Frais de courtage moyens sur Internet pour des actions cotées sur Euronext Paris
Dans les banques (1) | Chez les courtiers | |||
En 2019 | PEA en 2021 (2) | CTO en 2021 (2) | PEA et CTO en 2021 (3) | |
Ordre de 1 000 € | 0,80 % | 0,49 % | 0,79 % | 0,31 % |
Ordre de 5 000 € | 0,54 % | 0,49 % | 0,54 % | 0,20 % |
Ordre de 10 000 € | 0,51 % | 0,48 % | 0,52 % | 0,17 % |
(1) Tarifs relevés dans 9 établissements dont les noms n’ont pas été précisés. (2) Compte-titres ordinaire au 01/01/2021. (3) Au 01/01/2021 auprès de 7 courtiers non précisés. Source : AMF.
Les banques se rattrapent sur les droits de garde
Les droits de garde, c’est-à-dire les frais de tenue de compte prélevés chaque année par les établissements, ont eux aussi été plafonnés depuis le 1er juillet dernier : à 0,4 % de la valeur du PEA, avec une majoration possible, par ligne ou fonds détenu, de 5 € pour les titres cotés, 25 € pour les non-cotés.
Surprise : les banques ont ici trouvé le moyen de compenser la baisse des frais de courtage. L’AMF constate en effet que par rapport à 2019, le montant des droits de garde moyens a augmenté. Notamment sur les petits portefeuilles avec une inflation constatée de 4 % sur les PEA et… 10 % sur les comptes-titres ! Par exemple, pour un portefeuille de 10 000 € comportant 10 lignes, les droits de garde sont passés de 0,67 % en 2019 à 0,69 % en 2021. Autre exemple avec un portefeuille de 60 000 € et de 10 lignes, avec des droits portés de 0,27 % à 0,33 % en moyenne.
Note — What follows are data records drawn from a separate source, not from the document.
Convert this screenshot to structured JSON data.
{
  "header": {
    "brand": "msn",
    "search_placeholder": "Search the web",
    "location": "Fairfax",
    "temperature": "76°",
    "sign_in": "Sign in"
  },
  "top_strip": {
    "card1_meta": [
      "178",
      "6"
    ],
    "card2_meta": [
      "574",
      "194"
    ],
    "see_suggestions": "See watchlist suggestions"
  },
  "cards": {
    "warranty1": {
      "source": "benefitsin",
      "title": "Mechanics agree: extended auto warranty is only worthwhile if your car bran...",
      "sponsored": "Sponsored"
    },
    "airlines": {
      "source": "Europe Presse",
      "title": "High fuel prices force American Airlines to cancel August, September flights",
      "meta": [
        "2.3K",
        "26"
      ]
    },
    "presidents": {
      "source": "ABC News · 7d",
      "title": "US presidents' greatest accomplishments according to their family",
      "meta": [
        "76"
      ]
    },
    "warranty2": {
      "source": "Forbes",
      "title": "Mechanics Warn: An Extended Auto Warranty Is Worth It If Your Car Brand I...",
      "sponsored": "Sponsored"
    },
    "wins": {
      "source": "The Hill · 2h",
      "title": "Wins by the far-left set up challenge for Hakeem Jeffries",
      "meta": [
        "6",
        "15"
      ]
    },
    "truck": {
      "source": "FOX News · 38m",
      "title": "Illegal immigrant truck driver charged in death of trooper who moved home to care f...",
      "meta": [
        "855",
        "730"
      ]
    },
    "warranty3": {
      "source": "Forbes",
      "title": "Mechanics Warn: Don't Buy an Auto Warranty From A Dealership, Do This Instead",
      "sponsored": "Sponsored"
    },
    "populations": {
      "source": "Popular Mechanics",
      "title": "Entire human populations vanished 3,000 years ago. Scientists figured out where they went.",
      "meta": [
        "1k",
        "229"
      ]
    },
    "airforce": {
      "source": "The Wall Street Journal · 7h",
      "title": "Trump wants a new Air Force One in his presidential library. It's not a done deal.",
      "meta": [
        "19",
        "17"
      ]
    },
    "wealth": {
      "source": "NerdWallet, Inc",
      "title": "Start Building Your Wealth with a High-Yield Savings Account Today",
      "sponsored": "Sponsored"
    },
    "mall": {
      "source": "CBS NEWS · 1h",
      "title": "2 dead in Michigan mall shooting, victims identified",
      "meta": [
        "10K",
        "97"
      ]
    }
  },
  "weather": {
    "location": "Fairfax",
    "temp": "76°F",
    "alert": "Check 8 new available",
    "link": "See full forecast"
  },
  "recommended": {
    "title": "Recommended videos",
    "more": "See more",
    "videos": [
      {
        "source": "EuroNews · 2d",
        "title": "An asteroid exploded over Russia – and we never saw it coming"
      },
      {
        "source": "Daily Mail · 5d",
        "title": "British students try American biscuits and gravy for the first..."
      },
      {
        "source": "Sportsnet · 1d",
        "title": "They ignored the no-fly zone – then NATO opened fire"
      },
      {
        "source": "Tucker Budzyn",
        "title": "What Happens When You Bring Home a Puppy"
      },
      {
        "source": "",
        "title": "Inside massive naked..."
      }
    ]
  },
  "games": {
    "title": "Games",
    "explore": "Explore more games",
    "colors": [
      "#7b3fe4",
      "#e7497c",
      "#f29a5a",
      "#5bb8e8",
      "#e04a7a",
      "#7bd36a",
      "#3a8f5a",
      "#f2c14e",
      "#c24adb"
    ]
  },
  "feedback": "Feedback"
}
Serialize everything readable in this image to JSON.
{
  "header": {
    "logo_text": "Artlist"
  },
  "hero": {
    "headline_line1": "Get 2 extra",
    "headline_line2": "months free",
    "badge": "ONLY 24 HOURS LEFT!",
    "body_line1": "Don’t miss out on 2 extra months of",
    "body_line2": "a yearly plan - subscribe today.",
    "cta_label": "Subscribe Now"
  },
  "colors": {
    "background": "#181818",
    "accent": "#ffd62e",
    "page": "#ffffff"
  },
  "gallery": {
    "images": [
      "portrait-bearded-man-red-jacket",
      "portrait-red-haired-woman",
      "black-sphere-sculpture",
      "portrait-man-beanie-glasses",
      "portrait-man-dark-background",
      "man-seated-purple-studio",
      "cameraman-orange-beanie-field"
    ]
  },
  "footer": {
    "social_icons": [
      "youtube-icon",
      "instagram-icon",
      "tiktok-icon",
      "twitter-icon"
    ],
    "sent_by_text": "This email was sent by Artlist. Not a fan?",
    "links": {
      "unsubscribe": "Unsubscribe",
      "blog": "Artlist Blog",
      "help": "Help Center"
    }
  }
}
Résultat, en 2021, pour un investisseur « passant 12 ordres par an, de 5 000 € via Internet, et détenant un portefeuille de 60 000 € réparti sur 10 lignes », les frais totaux (frais de courtage + droits de garde) représentent 0,82 % du montant de son portefeuille, soit 492 €, a calculé l’AMF. « Un montant stable depuis 10 ans », souligne l’autorité qui avoue par là même que le plafonnement des frais n’a pas produit les effets attendus. Surtout pour les clients qui passent peu d’ordres dans l’année. Ces frais s’avèrent ainsi près de 5 fois plus importants que chez un courtier en ligne, où ce même portefeuille ne coûte que 100 € par an en moyenne, soit 0,20 %.
L’avantage va donc, là aussi, aux courtiers qui ne pratiquent aucun droit de garde. Alors que l’AMF note un sacré rajeunissement des particuliers ayant réalisé au moins une transaction en Bourse l’an dernier, avec 46 ans d’âge moyen contre 58 ans en 2019, et qu’ils étaient 1,4 million à se frotter aux marchés financiers, abandonner les services coûteux de sa banque au profit d’un acteur digital meilleur marché prend tout son sens. Ça tombe bien : les frais de transfert (et de clôture) d’un PEA vers un autre établissement ont eux aussi été encadrés. Ils sont par exemple limités à 15 € par titre coté, dans la limite de 150 €, depuis le 1er juillet.